Europe, on the other hand, is characterised by a patchwork of legislation which have a sectoral focus and cluster around legislation on competition, companies, anti-corruption, media and environmental protection. The sectoral approach is often accused of complicating, confusing and fragmenting the whistleblower process where any one employer has to potentially deal with disclosures under multiple statues, ranging from those dealing with accounting legislation to those addressing the employment concerns.  Under the sectoral approach, protection may only be afforded to specific persons or for the reporting of specific offences.

Europe has proven to be more reluctant in developing all-embracing dedicated legislation. The Parliamentary Assembly of the Council of Europe has suggested that this, may in part, be due to 'deeply engrained cultural attitudes, which date back to social and political circumstances, such as dictatorship and/or foreign domination, under which distrust towards ‘informers’ of the despised authorities was only normal.' The history of Irish scandals, for example, has shown that it most often 'outsiders' who ultimately blow the whistle. Reporting of unethical behaviour was traditionally disincentivised through a legacy of negative association with informing. Those who sought to speak out were labelled as traitorous informers which created a fear breaking the conspiracy of silence when obvious wrongs were committed.

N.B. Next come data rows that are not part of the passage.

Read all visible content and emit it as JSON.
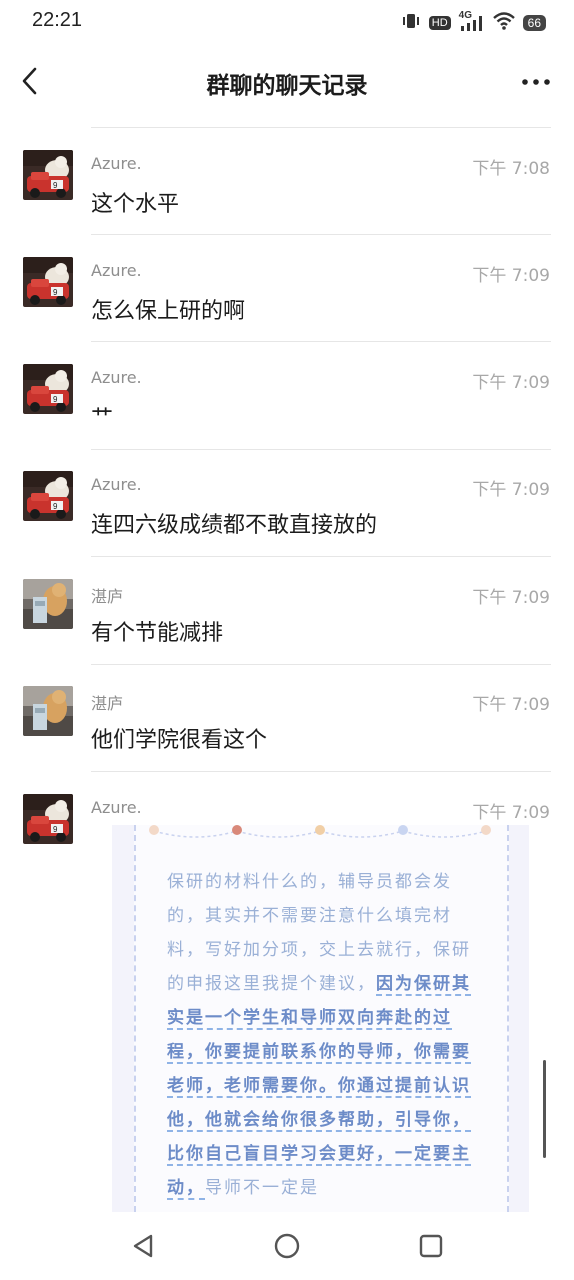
{
  "status_bar": {
    "time": "22:21",
    "hd": "HD",
    "network": "4G",
    "battery": "66"
  },
  "header": {
    "title": "群聊的聊天记录"
  },
  "messages": [
    {
      "sender": "Azure.",
      "time": "下午 7:08",
      "text": "这个水平",
      "avatar": "azure"
    },
    {
      "sender": "Azure.",
      "time": "下午 7:09",
      "text": "怎么保上研的啊",
      "avatar": "azure"
    },
    {
      "sender": "Azure.",
      "time": "下午 7:09",
      "text": "艹",
      "avatar": "azure"
    },
    {
      "sender": "Azure.",
      "time": "下午 7:09",
      "text": "连四六级成绩都不敢直接放的",
      "avatar": "azure"
    },
    {
      "sender": "湛庐",
      "time": "下午 7:09",
      "text": "有个节能减排",
      "avatar": "zhanlu"
    },
    {
      "sender": "湛庐",
      "time": "下午 7:09",
      "text": "他们学院很看这个",
      "avatar": "zhanlu"
    },
    {
      "sender": "Azure.",
      "time": "下午 7:09",
      "text": "",
      "avatar": "azure"
    }
  ],
  "image_card": {
    "plain_text": "保研的材料什么的，辅导员都会发的，其实并不需要注意什么填完材料，写好加分项，交上去就行，保研的申报这里我提个建议，",
    "highlight_text": "因为保研其实是一个学生和导师双向奔赴的过程，你要提前联系你的导师，你需要老师，老师需要你。你通过提前认识他，他就会给你很多帮助，引导你，比你自己盲目学习会更好，一定要主动，",
    "tail_text": "导师不一定是",
    "dot_colors": [
      "#f3d9c8",
      "#d9897a",
      "#f1cfa6",
      "#c9d5f1",
      "#f3d9c8"
    ]
  },
  "nav": {
    "back": "back-triangle-icon",
    "home": "home-circle-icon",
    "recents": "recents-square-icon"
  }
}
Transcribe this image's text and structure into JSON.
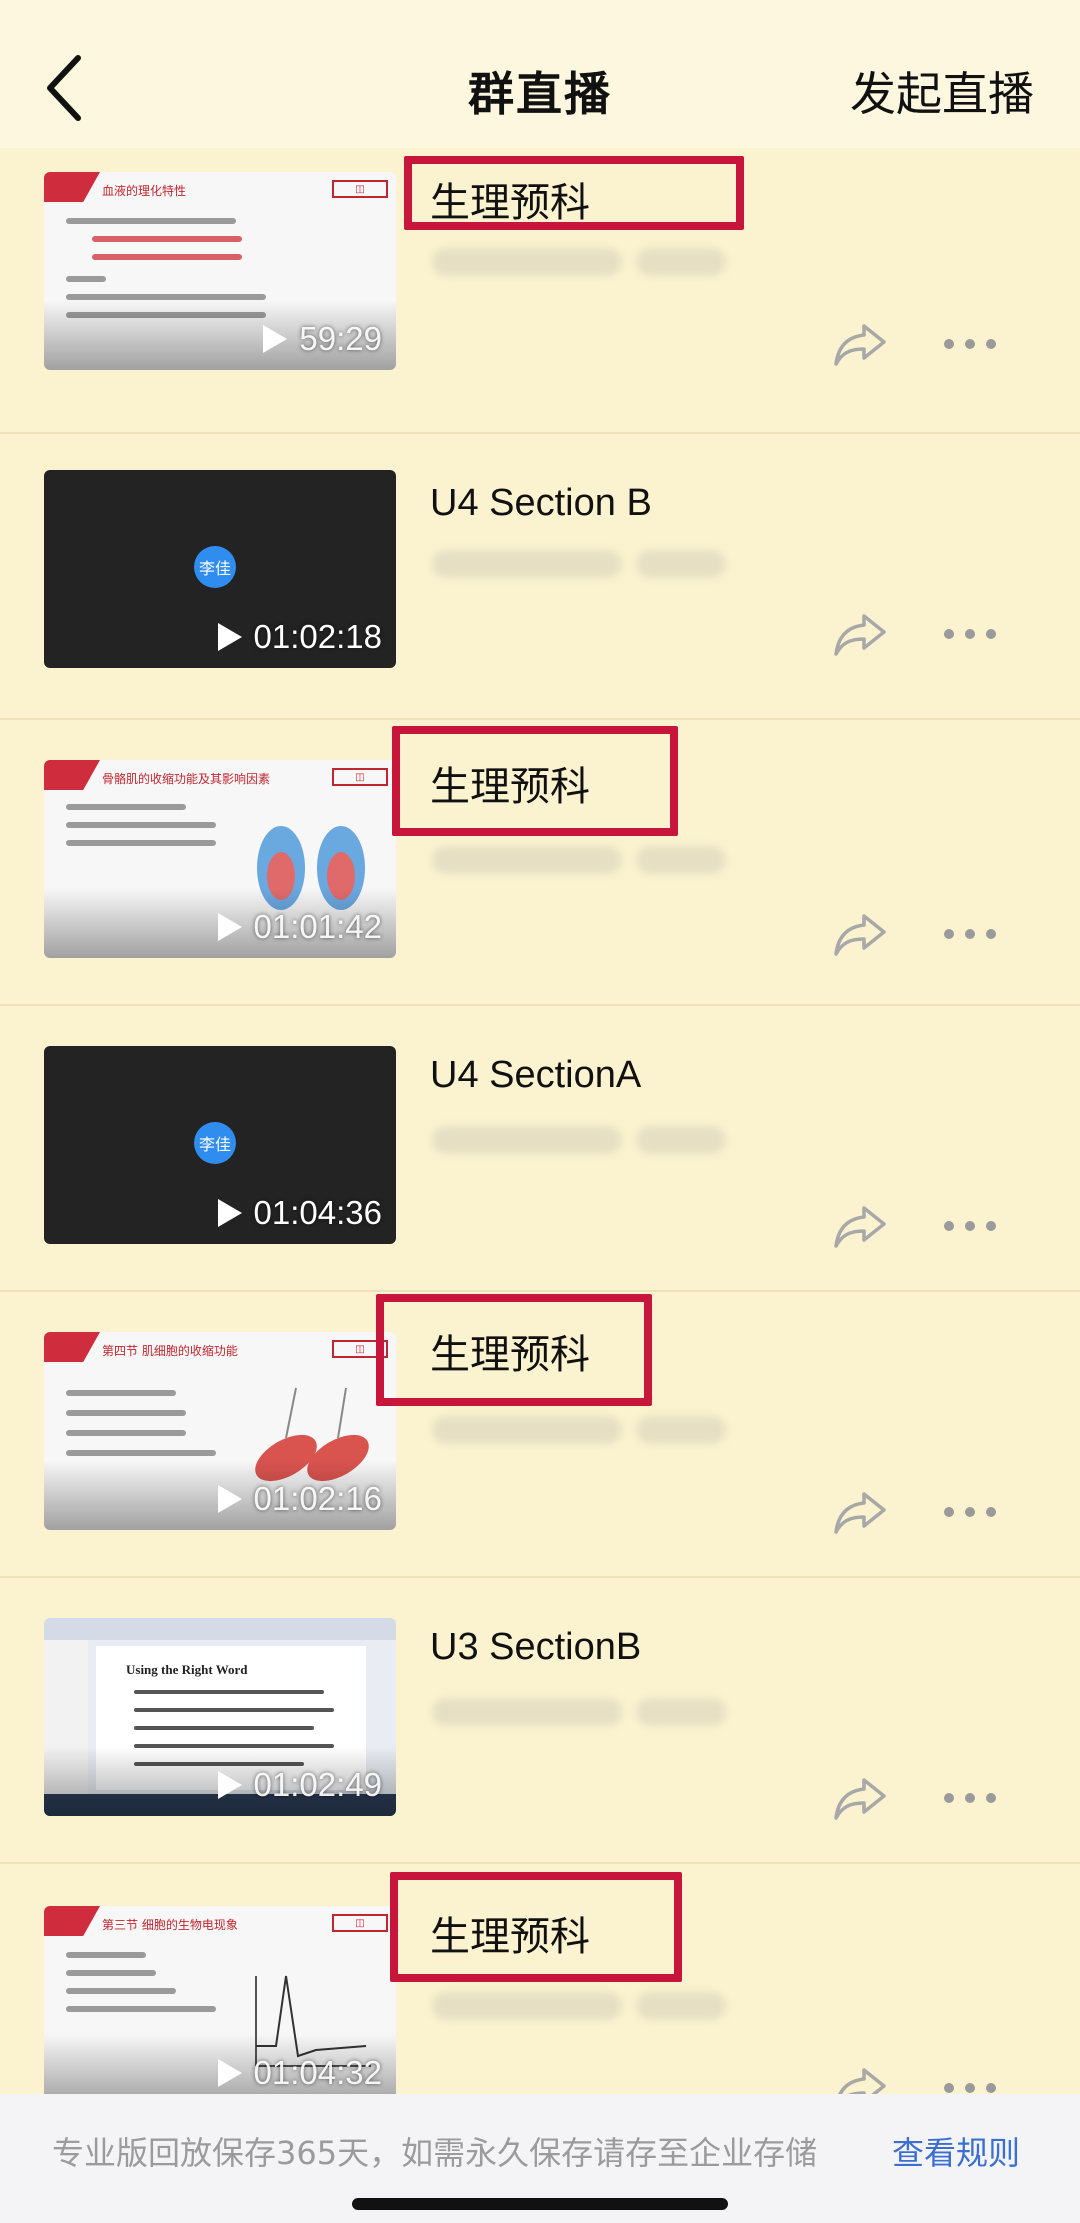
{
  "header": {
    "title": "群直播",
    "action": "发起直播"
  },
  "items": [
    {
      "title": "生理预科",
      "duration": "59:29",
      "thumb_heading": "血液的理化特性",
      "highlighted": true
    },
    {
      "title": "U4 Section B",
      "duration": "01:02:18",
      "avatar": "李佳",
      "highlighted": false
    },
    {
      "title": "生理预科",
      "duration": "01:01:42",
      "thumb_heading": "骨骼肌的收缩功能及其影响因素",
      "highlighted": true
    },
    {
      "title": "U4 SectionA",
      "duration": "01:04:36",
      "avatar": "李佳",
      "highlighted": false
    },
    {
      "title": "生理预科",
      "duration": "01:02:16",
      "thumb_heading": "第四节 肌细胞的收缩功能",
      "highlighted": true
    },
    {
      "title": "U3 SectionB",
      "duration": "01:02:49",
      "thumb_heading": "Using the Right Word",
      "highlighted": false
    },
    {
      "title": "生理预科",
      "duration": "01:04:32",
      "thumb_heading": "第三节 细胞的生物电现象",
      "highlighted": true
    }
  ],
  "footer": {
    "notice": "专业版回放保存365天，如需永久保存请存至企业存储",
    "link": "查看规则"
  },
  "colors": {
    "background": "#fbf3cf",
    "highlight": "#c8153c",
    "link": "#3b6fd1"
  },
  "icons": [
    "back-chevron-icon",
    "play-icon",
    "share-icon",
    "more-icon"
  ]
}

Just Norway and the UK have dedicated whistleblower protection legislation which extends to both the public and private sectors. Negotiations on the United Nations Convention Against Corruption faced linguistic difficulties when it came to the articles on whistleblowing. In Germany, for example, no such word exists to describe whistleblowing other than negatively loaded words like informant. Instead, articles 13, 32 and 33 of the UNCAC refer to “Participation of society”, “Protection of witnesses, experts and victims” and “Protection of reporting persons”.

It is curious then that despite a long tradition of whistleblowing in American culture that both Manning and Snowden felt it necessary to seek refuge with entities outside their jurisdiction. It is this context that context truly matters. Some point to the ethos of the American media which have 'increasingly taken it upon themselves in the past decade to make national security choices on behalf of the government.' 

There is an incongruity too that Manning and Snowden, as employees of the American government, swore oaths of fidelity 'to support and defend the Constitution of the United States against all enemies, foreign and domestic.'

It chides with some that Manning wears his army uniform decorated with his National Defense Service Medal, Army Service Ribbon, Global War on Terrorism Service Medal, Iraq Campaign Medal and an Overseas Service Ribbon each day at his trial in Maryland. Indicted on 22 charges, including prosecution under the Espionage Act of 1917 and the capital offense of aiding the enemy, Manning faces life imprisonment if convicted.

After Snowden claims he broke both legs in the Army Reserve Special Forces training programme, he went on to work for the National Security Agency and later with the Central Intelligence Agency. He faces possible extraction from Hong Kong, a city Snowden deliberately sought refuge in because of what he claimed, somewhat incongruously,  was its 'spirited commitment to free speech and the right of political dissent.'

Senator Jacob M Howard’s definition and characterisation of the whistleblower was exceptionally narrow. They were deemed mere 'informers' whose sole purpose was to bring 'rogues to justice' in the 'safest and most expeditious' manner, suggesting that even in the United States it remains deeply problematic. Whether whistleblowing is an act of citizenship in the public interest or national sabotage still depends on the context and capacity to frame the discourse on what consitutes legitimate powers of governmental intervention.